En un libro memorable, dedicado al arte y a la cosmología de los etruscos, decía Alaín Hus que en ese pueblo enigmático que floreció hacia el siglo cuarto ac, en su bella y rica Etruria prerromana, el arte era una compañía diaria. El artista etrusco no se sentía lejos de su orbe cotidiano, ausente en un Olimpo de creación. Hacía cosas bellas pero no para sitios especiales donde se aíslan cosas vivas y asuntos o elementos de belleza sino objetos para tenerlos a su lado.

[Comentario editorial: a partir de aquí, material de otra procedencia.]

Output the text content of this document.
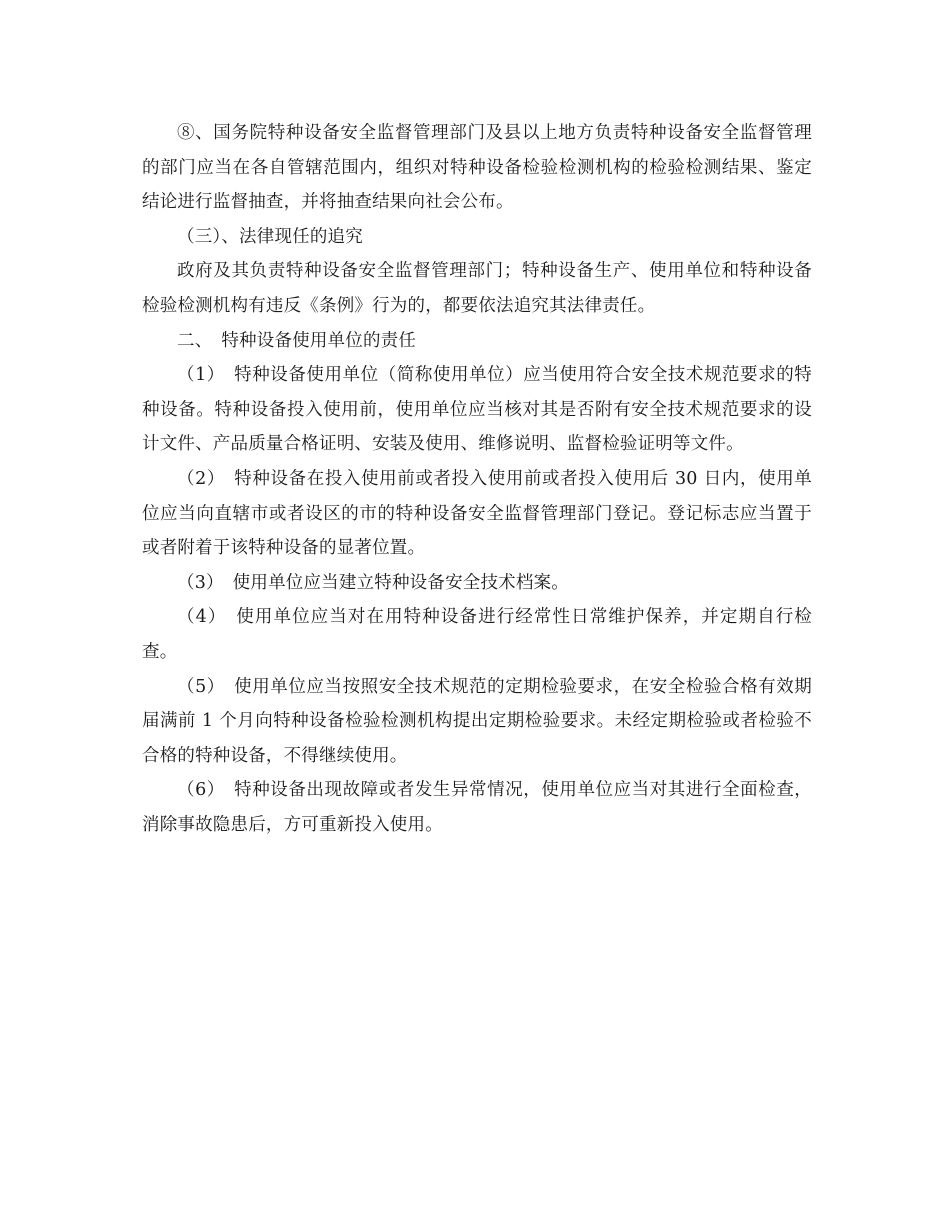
⑧、国务院特种设备安全监督管理部门及县以上地方负责特种设备安全监督管理的部门应当在各自管辖范围内，组织对特种设备检验检测机构的检验检测结果、鉴定结论进行监督抽查，并将抽查结果向社会公布。

（三）、法律现任的追究

政府及其负责特种设备安全监督管理部门；特种设备生产、使用单位和特种设备检验检测机构有违反《条例》行为的，都要依法追究其法律责任。

二、　特种设备使用单位的责任

（1）　特种设备使用单位（简称使用单位）应当使用符合安全技术规范要求的特种设备。特种设备投入使用前，使用单位应当核对其是否附有安全技术规范要求的设计文件、产品质量合格证明、安装及使用、维修说明、监督检验证明等文件。

（2）　特种设备在投入使用前或者投入使用前或者投入使用后 30 日内，使用单位应当向直辖市或者设区的市的特种设备安全监督管理部门登记。登记标志应当置于或者附着于该特种设备的显著位置。

（3）　使用单位应当建立特种设备安全技术档案。

（4）　使用单位应当对在用特种设备进行经常性日常维护保养，并定期自行检查。

（5）　使用单位应当按照安全技术规范的定期检验要求，在安全检验合格有效期届满前 1 个月向特种设备检验检测机构提出定期检验要求。未经定期检验或者检验不合格的特种设备，不得继续使用。

（6）　特种设备出现故障或者发生异常情况，使用单位应当对其进行全面检查，消除事故隐患后，方可重新投入使用。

El arte como utilidad es una relación antigua. Rodearse de cosas hermosas era parte de la vida diaria, no sólo asunto de sitios singulares. Alan Watts en su texto clásico sobre el arte y la filosofía Zen comenta que ese criterio acompaña a los desprevenidos artistas nipones del Zen, que intencionalmente logran hacer estética para la vida ordinaria, sin barreras o separaciones.

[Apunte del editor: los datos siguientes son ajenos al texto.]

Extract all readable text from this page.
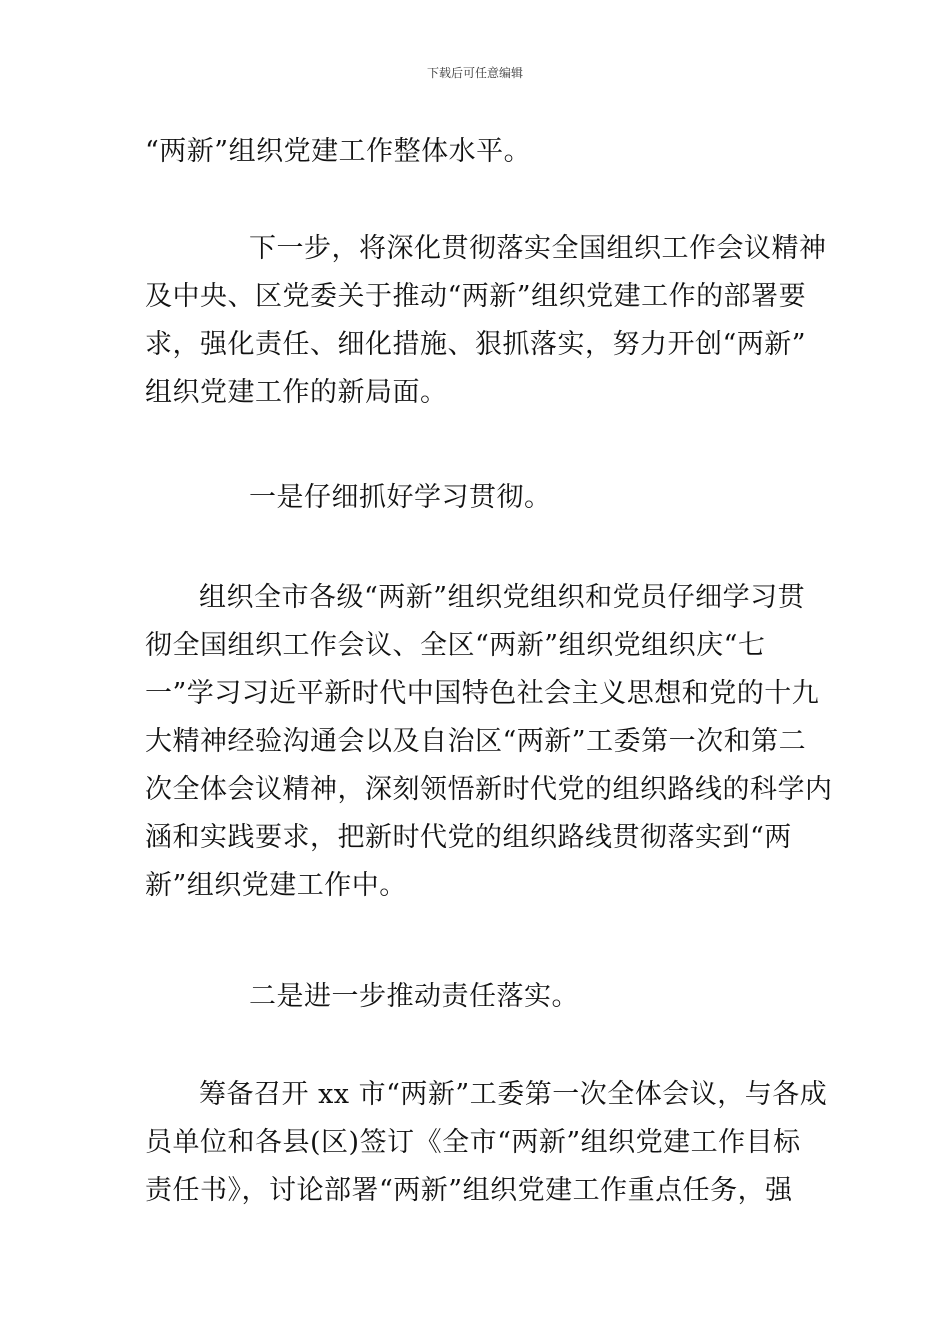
下载后可任意编辑
“两新”组织党建工作整体水平。
下一步，将深化贯彻落实全国组织工作会议精神
及中央、区党委关于推动“两新”组织党建工作的部署要
求，强化责任、细化措施、狠抓落实，努力开创“两新”
组织党建工作的新局面。
一是仔细抓好学习贯彻。
组织全市各级“两新”组织党组织和党员仔细学习贯
彻全国组织工作会议、全区“两新”组织党组织庆“七
一”学习习近平新时代中国特色社会主义思想和党的十九
大精神经验沟通会以及自治区“两新”工委第一次和第二
次全体会议精神，深刻领悟新时代党的组织路线的科学内
涵和实践要求，把新时代党的组织路线贯彻落实到“两
新”组织党建工作中。
二是进一步推动责任落实。
筹备召开 xx 市“两新”工委第一次全体会议，与各成
员单位和各县(区)签订《全市“两新”组织党建工作目标
责任书》，讨论部署“两新”组织党建工作重点任务，强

La estética no sólo es trascendente sino inmanente. No sólo es lejano, intocable mundo de belleza. Es también aquello que debe rodearnos a diario.
Estas dos referencias las emparentamos con una fecha, el 25 de abril de 1.919, cuando Walter Gropius funda en Weimar, la ciudad amada de Goethe, su Bauhaus. Fusionó allí La escuela de arte superior con la escuela de artes y oficios. Lo artesanal y lo artístico se entrecruzaron disputando a las empresas enormes la validez de su criterio. Para ellas sólo aquello que se produce de modo masivo merece atención. Arte e industria buscan reconciliarse en esta visión de Gropius que se entronca con la fresca mirada de los etruscos y la serena y milenaria tranquilidad activa del Zen.
Tres épocas,tres aspiraciones de estilo, tres métodos quizás pero en el fondo una sola consideración; acercar el arte a las viviendas, a las ciudades. Una mesa, una lámpara, al estar hechas con criterio estético funcional dejan de ser fuente lejana de arte y se hacen corriente refrescante de cada uno de nuestros días.